Population Characteristics
Before selecting any sample, it is necessary to have a good understanding of the population as a whole. This includes knowing what types of variables can be studied in the population, as well as determining the population’s level of homogeneity. Other issues, such as data availability and quality, are also important and are addressed later in this guide. (See the section on Analyzing the Population.)
Continuous and Categorical Variables
The variables of interest in a population can be of two general types: continuous and categorical. Continuous variables are variables that are expressed by a number along a continuum. Examples of continuous variables include:
- dollar value (e.g., the value of a transaction, purchase, or contract)
- distance (e.g., the distance from the nearest fire department)
- time (e.g., waiting time in an emergency room or the number of days taken to process a transaction)
- pollution levels (e.g., milligrams of mercury in fish)
Occasionally, it is necessary to categorize units of the population based on a continuous variable, such as creating categories for low, medium, and high dollar-value contracts. These categories can then be used to tailor a sampling approach.1
Categorical variables are non-continuous. Some examples include:
- marital status (single, married, separated, divorced, widowed)
- citizenship and immigration status (Canadian citizen, permanent resident, new immigrant, refugee)
- employment status (full-time, part-time, unemployed)
- educational level attained (primary school, high school, college, master’s degree, Ph.D.)
- geographic location (continent, country, province, region, city, neighbourhood)

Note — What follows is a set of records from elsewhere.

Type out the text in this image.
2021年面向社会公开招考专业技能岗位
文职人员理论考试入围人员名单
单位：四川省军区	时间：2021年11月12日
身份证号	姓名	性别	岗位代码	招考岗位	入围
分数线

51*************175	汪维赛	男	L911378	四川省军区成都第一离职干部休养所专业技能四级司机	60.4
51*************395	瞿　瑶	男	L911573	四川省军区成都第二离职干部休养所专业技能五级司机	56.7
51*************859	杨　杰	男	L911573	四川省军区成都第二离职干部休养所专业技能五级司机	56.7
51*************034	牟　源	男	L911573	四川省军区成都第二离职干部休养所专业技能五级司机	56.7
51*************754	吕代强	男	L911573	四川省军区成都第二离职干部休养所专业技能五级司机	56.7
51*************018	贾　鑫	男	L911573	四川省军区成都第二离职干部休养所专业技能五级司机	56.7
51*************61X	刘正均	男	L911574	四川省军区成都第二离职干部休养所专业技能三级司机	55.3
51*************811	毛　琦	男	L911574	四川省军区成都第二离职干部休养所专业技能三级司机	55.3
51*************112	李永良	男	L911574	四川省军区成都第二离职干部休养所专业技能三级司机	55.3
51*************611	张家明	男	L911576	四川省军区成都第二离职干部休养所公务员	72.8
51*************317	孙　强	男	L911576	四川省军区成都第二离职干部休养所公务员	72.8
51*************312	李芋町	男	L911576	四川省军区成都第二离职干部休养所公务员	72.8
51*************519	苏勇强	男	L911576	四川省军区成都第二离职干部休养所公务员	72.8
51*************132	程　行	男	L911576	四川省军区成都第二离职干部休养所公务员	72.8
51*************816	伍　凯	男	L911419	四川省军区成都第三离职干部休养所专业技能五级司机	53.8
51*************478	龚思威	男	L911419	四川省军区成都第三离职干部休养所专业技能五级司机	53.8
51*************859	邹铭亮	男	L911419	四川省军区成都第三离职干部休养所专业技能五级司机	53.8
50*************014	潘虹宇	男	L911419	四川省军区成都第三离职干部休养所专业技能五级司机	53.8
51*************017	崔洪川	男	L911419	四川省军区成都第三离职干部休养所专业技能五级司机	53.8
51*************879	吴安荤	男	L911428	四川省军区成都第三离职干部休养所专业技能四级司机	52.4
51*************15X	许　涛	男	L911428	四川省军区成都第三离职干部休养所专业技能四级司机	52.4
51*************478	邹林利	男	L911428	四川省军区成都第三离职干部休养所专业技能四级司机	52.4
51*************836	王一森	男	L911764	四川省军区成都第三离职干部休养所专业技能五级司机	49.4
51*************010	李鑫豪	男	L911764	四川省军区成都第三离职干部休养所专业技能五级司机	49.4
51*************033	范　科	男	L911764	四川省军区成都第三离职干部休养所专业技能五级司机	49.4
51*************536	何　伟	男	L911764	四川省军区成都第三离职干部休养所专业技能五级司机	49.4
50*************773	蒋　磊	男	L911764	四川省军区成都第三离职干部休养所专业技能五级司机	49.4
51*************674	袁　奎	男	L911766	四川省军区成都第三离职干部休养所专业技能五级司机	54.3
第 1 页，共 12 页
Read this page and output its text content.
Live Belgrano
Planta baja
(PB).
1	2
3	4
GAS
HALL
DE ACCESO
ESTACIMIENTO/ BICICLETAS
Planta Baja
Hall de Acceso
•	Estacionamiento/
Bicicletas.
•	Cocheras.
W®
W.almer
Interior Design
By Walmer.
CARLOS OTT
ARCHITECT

- public administration (entity type, sector of activity, governance model)
While some categorical variables have units that can be rank ordered, such as educational levels, most represent distinct, non-hierarchical categories.
Regardless of the type of variable, categorical or continuous, the distribution of the variable can be assessed using diagrams (histograms for continuous variables and bar charts for categorical variables). As shown in Figure 2 and Figure 3, charts are an effective tool to assess how a population is distributed. (More information on how to analyze populations is in Part 2 of this guide.)
Source: Data from Statistics Canada, Income of individuals by age group, sex and income source, Canada, provinces and selected census metropolitan areas (accessed on 10 December 2020).
Source: Canadian Institute for Health Information (2019), Health Workforce, 2018: Indicators (based on information provided by the Canadian Nurses Association, Certification and Professional Development).
1 It is also possible to use a probability proportional to size sampling, a method in which a size measure is available for each population unit before sampling and where the probability of selecting a unit is proportional to its size. This is similar to a dollar unit sampling in a financial audit.